Thank you for your help,
Jason
 Linda K. Muthen posted on Saturday, March 29, 2008 - 6:15 am
You cannot compare the chi-square and degrees of freedom with WLSMV. Only the p-value should be interpreted. If you want to do difference testing, you need to use the DIFFTEST option.
 Jason Prenoveau posted on Saturday, March 29, 2008 - 8:50 am
Sorry - I should have mentioned that I did use DIFFTEST and the result was significant (value=108, df=43, p=0.000). Since the chi-square value was reduced from the less restrictive model (loadings and thresholds free to vary) to the more restrictive model (fixed loadings and thresholds), I assumed the DIFFTEST result indicated a significant IMPROVEMENT in fit when the pathways were fixed. However, this is counter to what I expected, and what is usually seen: fixing (or equating) pathways typically results in a decrement in model fit.

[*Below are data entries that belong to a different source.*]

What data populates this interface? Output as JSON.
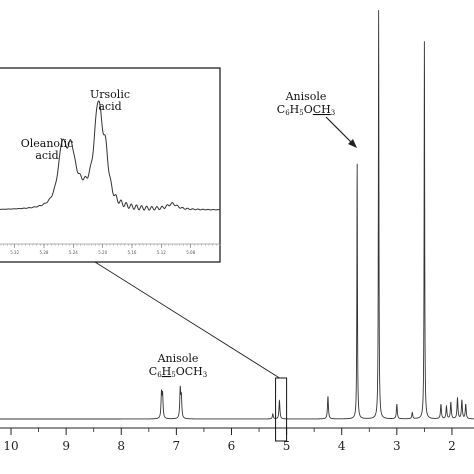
{
  "chart_data": {
    "type": "line",
    "title": "",
    "xlabel": "",
    "ylabel": "",
    "x_reversed": true,
    "xlim": [
      10.2,
      1.6
    ],
    "x_ticks": [
      "10",
      "9",
      "8",
      "7",
      "6",
      "5",
      "4",
      "3",
      "2"
    ],
    "peaks": [
      {
        "ppm": 7.27,
        "height": 0.06
      },
      {
        "ppm": 7.25,
        "height": 0.055
      },
      {
        "ppm": 6.93,
        "height": 0.07
      },
      {
        "ppm": 6.91,
        "height": 0.05
      },
      {
        "ppm": 5.25,
        "height": 0.012
      },
      {
        "ppm": 5.13,
        "height": 0.045
      },
      {
        "ppm": 4.25,
        "height": 0.055
      },
      {
        "ppm": 3.72,
        "height": 0.62
      },
      {
        "ppm": 3.33,
        "height": 0.99
      },
      {
        "ppm": 3.0,
        "height": 0.035
      },
      {
        "ppm": 2.72,
        "height": 0.015
      },
      {
        "ppm": 2.5,
        "height": 0.92
      },
      {
        "ppm": 2.2,
        "height": 0.035
      },
      {
        "ppm": 2.1,
        "height": 0.03
      },
      {
        "ppm": 2.02,
        "height": 0.04
      },
      {
        "ppm": 1.9,
        "height": 0.05
      },
      {
        "ppm": 1.82,
        "height": 0.045
      },
      {
        "ppm": 1.75,
        "height": 0.035
      }
    ],
    "annotations": [
      {
        "label": "Anisole",
        "formula_parts": [
          "C",
          "6",
          "H",
          "5",
          "O",
          "CH",
          "3"
        ],
        "underlined_part": "CH",
        "ppm": 3.72
      },
      {
        "label": "Anisole",
        "formula_parts": [
          "C",
          "6",
          "H",
          "5",
          "OCH",
          "3"
        ],
        "underlined_part": "H",
        "ppm": 7.0
      }
    ],
    "highlight_region": {
      "ppm_range": [
        5.2,
        5.0
      ]
    },
    "inset": {
      "xlim": [
        5.34,
        5.04
      ],
      "x_ticks": [
        "5.32",
        "5.28",
        "5.24",
        "5.20",
        "5.16",
        "5.12",
        "5.08"
      ],
      "peaks": [
        {
          "ppm": 5.255,
          "height": 0.43,
          "label": "Oleanolic acid"
        },
        {
          "ppm": 5.205,
          "height": 1.0,
          "label": "Ursolic acid"
        }
      ]
    }
  }
}
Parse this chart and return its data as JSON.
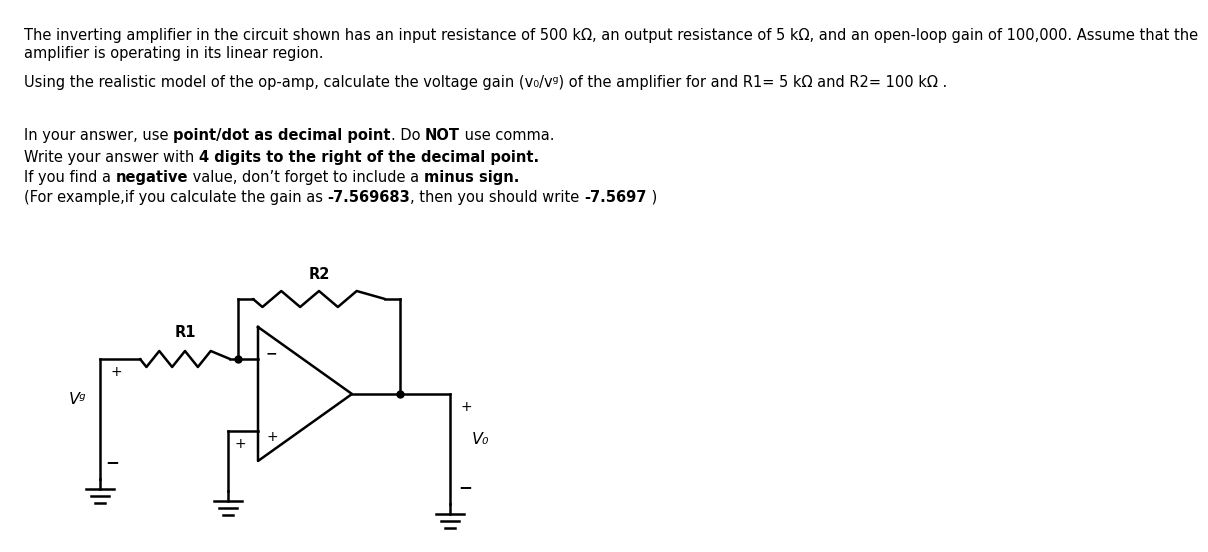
{
  "bg_color": "#ffffff",
  "text_color": "#000000",
  "line1": "The inverting amplifier in the circuit shown has an input resistance of 500 kΩ, an output resistance of 5 kΩ, and an open-loop gain of 100,000. Assume that the",
  "line2": "amplifier is operating in its linear region.",
  "line3": "Using the realistic model of the op-amp, calculate the voltage gain (vo/vg) of the amplifier for and R1= 5 kΩ and R2= 100 kΩ.",
  "fs": 10.5,
  "lw": 1.8
}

So, are you indicating that despite the apparent DROP in chi-square (of about 90), the DIFFTEST value is indicating an INCREASE in chi-square (of 108) and the metric invariant model represents a significant decrement in model fit as we would expect? Or, is the DIFFTEST indicating the metric invariant model is a sig improvement (since visual inspection reveals chi-square dropping from the configural to metric invariant model, and the value of this drop is similar in magnitude to the DIFFTEST value)? Your help in interpreting these unexpected results is much appreciated! Thank you!
 Linda K. Muthen posted on Sunday, March 30, 2008 - 10:37 am
With WLSMV you should not be making any interpretation based on the chi-square values and degrees of freedom including those given in the DIFFTEST results. It is only the p-values you should be looking at. If the p-value for the DIFFTEST results is less than .05, it means that the more restrictive model significantly worsens the fit of the model. If the p-value is greater than .05, it means that the more restrictive model does not significantly worsen the fit of the model.
 Jason Prenoveau posted on Tuesday, April 08, 2008 - 9:31 am
Great - thank you again for your speedy reply. I had a question with regards to reporting results from the DIFFTEST. In a manuscript would DIFFTEST results more accurately be expressed as delta chi-square or simply chi-square?

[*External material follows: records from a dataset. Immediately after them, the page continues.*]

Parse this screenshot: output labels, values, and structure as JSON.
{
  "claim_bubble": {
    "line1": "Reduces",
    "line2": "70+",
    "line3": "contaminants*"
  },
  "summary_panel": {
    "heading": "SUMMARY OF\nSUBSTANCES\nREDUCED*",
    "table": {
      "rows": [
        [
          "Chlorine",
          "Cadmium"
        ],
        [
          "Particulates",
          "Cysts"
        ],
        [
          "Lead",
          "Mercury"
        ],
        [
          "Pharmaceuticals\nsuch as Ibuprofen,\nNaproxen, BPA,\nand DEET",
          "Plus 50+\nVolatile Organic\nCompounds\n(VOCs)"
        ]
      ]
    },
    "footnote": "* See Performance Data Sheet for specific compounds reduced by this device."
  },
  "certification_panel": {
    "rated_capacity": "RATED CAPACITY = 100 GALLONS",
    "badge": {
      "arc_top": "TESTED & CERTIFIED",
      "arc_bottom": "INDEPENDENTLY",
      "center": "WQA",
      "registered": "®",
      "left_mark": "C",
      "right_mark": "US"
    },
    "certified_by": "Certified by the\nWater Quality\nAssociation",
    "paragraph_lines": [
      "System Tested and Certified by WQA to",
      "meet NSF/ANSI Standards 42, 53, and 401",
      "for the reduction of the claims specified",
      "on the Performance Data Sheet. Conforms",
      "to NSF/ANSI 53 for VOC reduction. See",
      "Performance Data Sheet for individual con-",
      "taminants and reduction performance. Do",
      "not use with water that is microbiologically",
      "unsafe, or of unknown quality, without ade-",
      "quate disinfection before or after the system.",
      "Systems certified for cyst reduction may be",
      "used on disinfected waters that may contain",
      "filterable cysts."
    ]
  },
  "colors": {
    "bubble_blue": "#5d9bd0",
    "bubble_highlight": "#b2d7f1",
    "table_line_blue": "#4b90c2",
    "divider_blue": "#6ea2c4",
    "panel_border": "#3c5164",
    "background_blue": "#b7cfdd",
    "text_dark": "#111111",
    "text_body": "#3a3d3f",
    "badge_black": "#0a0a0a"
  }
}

Thank you again for all of your help,
Jason
 Linda K. Muthen posted on Tuesday, April 08, 2008 - 9:39 am
I would report only the p-value for the reasons mentioned above.
 Matthew Diemer posted on Wednesday, January 21, 2009 - 7:41 am
I have a different wrinkle on testing temporal invariance that I was hoping for advice on.

We have two waves of panel data, where the same participants were surveyed at each wave but different indicators are available at Time 1 and Time 2.

So, I think it might be technically possible to assess whether temporal invariance holds, using only those indicators that are repeated at Time 1 and Time 2.

However, I'm not sure if this type of temporal invariance analysis tells you anything - does temporal invariance using a subset of indicators provide some evidence of temporal stability over time, but less evidence than the same set of indicators from the same participants at Time 1 and Time 2.

Or, is it simply not appropriate to assess temporal invariance for only a subset of indicators?

Thanks!

-Matt
 Linda K. Muthen posted on Wednesday, January 21, 2009 - 9:18 am
This type of invariance is used a lot by the testing companies like ETS where the majority of items are repeated over time. I think the believability is related to how many items are repeated.
 Matthew Diemer posted on Tuesday, February 03, 2009 - 1:44 pm
Thanks, Linda. I will look at what ETS and others have done for examples.

I'm not sure on this point - will we need to restructure the dataset for analyses of temporal invariance?

We already have the data in the more common wide format, but are unsure if they need to be restructured to long format (as in LGM).

Thanks!

Matt
 Linda K. Muthen posted on Tuesday, February 03, 2009 - 2:54 pm
I would leave the data in the wide format. See the Topic 4 short course handout on the website. Multiple indicator growth is described starting on Slide 77. The first part of the example illustrates testing measurement invariance across time.